Asien besser verstehen

Die Bürgergemeinde hatte den Asien-Kenner und Diplomaten Hans Jakob Roth eingeladen, um über Gesellschaften des Fernen Ostens zu referieren.

Kennt den Fernen Osten: Hans Jakob Roth lebte jahrelang in China.  Foto: Caspar Reimer
Kennt den Fernen Osten: Hans Jakob Roth lebte jahrelang in China.
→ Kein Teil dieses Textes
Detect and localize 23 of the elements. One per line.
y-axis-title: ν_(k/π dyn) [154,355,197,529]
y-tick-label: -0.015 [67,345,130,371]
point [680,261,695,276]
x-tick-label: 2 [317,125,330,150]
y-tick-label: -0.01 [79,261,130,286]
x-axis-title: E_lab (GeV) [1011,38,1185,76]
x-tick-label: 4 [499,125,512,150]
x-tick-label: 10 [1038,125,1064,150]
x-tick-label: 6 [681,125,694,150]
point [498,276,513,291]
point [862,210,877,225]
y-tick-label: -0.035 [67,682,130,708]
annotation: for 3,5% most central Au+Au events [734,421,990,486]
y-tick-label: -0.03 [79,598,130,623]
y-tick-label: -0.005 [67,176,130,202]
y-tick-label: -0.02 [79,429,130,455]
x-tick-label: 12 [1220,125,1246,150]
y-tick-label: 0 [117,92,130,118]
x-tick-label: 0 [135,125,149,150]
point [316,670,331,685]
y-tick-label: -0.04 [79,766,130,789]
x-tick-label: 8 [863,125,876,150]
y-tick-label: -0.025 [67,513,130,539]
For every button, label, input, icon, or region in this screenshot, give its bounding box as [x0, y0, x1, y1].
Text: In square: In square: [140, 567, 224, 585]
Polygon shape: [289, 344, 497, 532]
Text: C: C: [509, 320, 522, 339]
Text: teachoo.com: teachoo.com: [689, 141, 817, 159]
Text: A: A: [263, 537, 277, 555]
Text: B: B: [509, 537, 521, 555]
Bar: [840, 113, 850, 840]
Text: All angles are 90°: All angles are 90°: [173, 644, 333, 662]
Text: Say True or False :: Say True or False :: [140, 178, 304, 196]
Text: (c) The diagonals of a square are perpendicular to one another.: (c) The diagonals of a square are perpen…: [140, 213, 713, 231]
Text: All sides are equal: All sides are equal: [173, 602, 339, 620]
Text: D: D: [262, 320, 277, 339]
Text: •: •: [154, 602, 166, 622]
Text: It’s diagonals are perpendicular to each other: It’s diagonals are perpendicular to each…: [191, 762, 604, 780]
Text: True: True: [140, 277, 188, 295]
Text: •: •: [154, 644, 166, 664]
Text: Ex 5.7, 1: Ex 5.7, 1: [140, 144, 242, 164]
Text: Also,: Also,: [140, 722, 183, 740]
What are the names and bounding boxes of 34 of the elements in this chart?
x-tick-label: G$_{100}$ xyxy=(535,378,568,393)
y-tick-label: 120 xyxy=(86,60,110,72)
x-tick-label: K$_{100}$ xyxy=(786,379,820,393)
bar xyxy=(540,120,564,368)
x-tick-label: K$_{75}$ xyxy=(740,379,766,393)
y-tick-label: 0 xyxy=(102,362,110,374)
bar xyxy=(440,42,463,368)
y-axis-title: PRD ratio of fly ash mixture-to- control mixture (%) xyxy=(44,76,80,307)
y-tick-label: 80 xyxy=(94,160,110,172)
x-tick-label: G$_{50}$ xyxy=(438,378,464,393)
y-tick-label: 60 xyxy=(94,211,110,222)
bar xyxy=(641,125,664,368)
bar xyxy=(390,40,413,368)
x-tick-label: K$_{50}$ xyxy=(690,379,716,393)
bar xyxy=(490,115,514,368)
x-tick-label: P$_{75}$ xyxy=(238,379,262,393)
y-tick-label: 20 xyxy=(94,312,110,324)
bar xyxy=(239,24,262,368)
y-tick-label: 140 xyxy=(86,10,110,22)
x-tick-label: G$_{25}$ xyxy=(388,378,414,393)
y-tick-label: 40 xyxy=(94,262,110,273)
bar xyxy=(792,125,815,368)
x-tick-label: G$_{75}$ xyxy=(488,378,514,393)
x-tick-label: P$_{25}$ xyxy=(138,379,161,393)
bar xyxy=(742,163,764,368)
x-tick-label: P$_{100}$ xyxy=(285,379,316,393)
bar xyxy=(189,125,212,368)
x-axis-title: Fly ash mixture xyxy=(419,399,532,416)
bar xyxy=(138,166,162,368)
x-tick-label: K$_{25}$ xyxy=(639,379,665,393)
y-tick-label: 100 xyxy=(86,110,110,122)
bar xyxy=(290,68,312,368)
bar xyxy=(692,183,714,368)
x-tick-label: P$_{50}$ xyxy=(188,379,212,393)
Foto: Caspar Reimer

Nach Vorträgen von Ulrich Tilgner über den Nahen Osten (2006), Peter Achten über China (2010) und Peter Gysling über Russland (2015) hat die Bürgergemeinde Reinach am Mittwoch vergangener Woche den Asien-Kenner und Diplomaten Hans Jakob Roth eingeladen. Der Abend unter dem Titel «Aktuelle Entwicklung im asiatischen Raum im globalen Kontext» widmete sich nicht konkreten politischen Ereignissen in Fernost, sondern beleuchtete angesichts der Globalisierung die Mentalitätsunterschiede zwischen den westlichen Individualgesellschaften und den Kollektivgesellschaften im asiatischen Raum.

Roth konnte darüber einiges berichten, schliesslich war er über 30 Jahre in Asien als Diplomat tätig, darunter sechs Jahre in Japan, je fünf Jahre in Peking und Schanghai sowie vier Jahre in Hongkong. Es sei sehr wichtig, dass die westlichen Gesellschaften sich mit den Werten anderer Kulturen auseinandersetzten: «Die Zeit, als der Westen sich alleine auf seine Werte berufen konnte, sind vorbei. Es ist deshalb notwendig, dass wir die Kulturen in Asien nicht aufgrund unserer Werte beurteilen, sondern wirklich versuchen zu verstehen, warum es dort anders läuft», so Roth. Politisch betrifft dies etwa die Auslegung der Menschenrechte, die westliche Länder gerne als Druckmittel anwenden: «In Japan oder China steht nicht wie bei uns die Freiheit des Einzelnen an oberster Stelle, sondern die Verpflichtung des Einzelnen gegenüber der Gruppe.» Die Rechte des Individuums, aus denen die Menschenrechte abgeleitet werden, würden in diesen Gesellschaften nicht verstanden: In China oder Japan hat sich die einzelne Person nie so stark von der Gruppe und vom Staat getrennt, wie das in westlichen Gesellschaften im Zuge der Renaissance und Aufklärung geschehen ist.

Harmonie und Nähe

Anschaulich wurde Roth, als er vom Unterschied in der Wahrnehmung von Eigen- und Fremdgruppe berichtete: «Die Unterscheidung zwischen eigener Gruppe und Fremdem ist in Asien viel ausgeprägter als bei uns.» Innerhalb der eigenen Gruppe herrscht untereinander eine grosse Nähe und Harmonie. So würde etwa niemand eine Meinung vertreten, die von jener der eigenen Gruppe zu stark abweicht. Die Kehrseite davon: Alles ausserhalb der eigenen Gruppe wird mehr oder weniger ignoriert und nicht für wichtig befunden. Deshalb sei es für westliche Unternehmer, die sich im asiatischen Raum betätigen, extrem wichtig, eine persönliche Beziehung zu den Mitarbeitern aufzubauen. Diese ist entscheidend, damit sich die Mitarbeiterin, der Mitarbeiter loyal zur Firma verhält.

Ein Leben im Fluss

«In asiatischen Gesellschaften leben die Menschen stärker im Augenblick, sind situativ ausgerichtet», erzählt Roth. «Man redet viel weniger über mögliche Probleme von Morgen, denn dies würde Energie vom Augenblick abziehen.» Das Situative gehe in alle Bereiche hinein, sogar in die Rechtssicherheit: «Passiert ein Unfall, wird nicht nach festen Regeln eine Strafe verhängt, sondern die Situation als Ganzes beurteilt.» Hier können westliche Gesellschaften von jenen aus Fernost einiges lernen, so Roth. Und er sagt: «Es geht nicht darum, zu beurteilen, was besser oder schlechter ist. Es geht nur um das gegenseitige Verständnis.» Dadurch können sich die beiden Kulturen – so unterschiedlich sie auch sind – aufeinander zubewegen.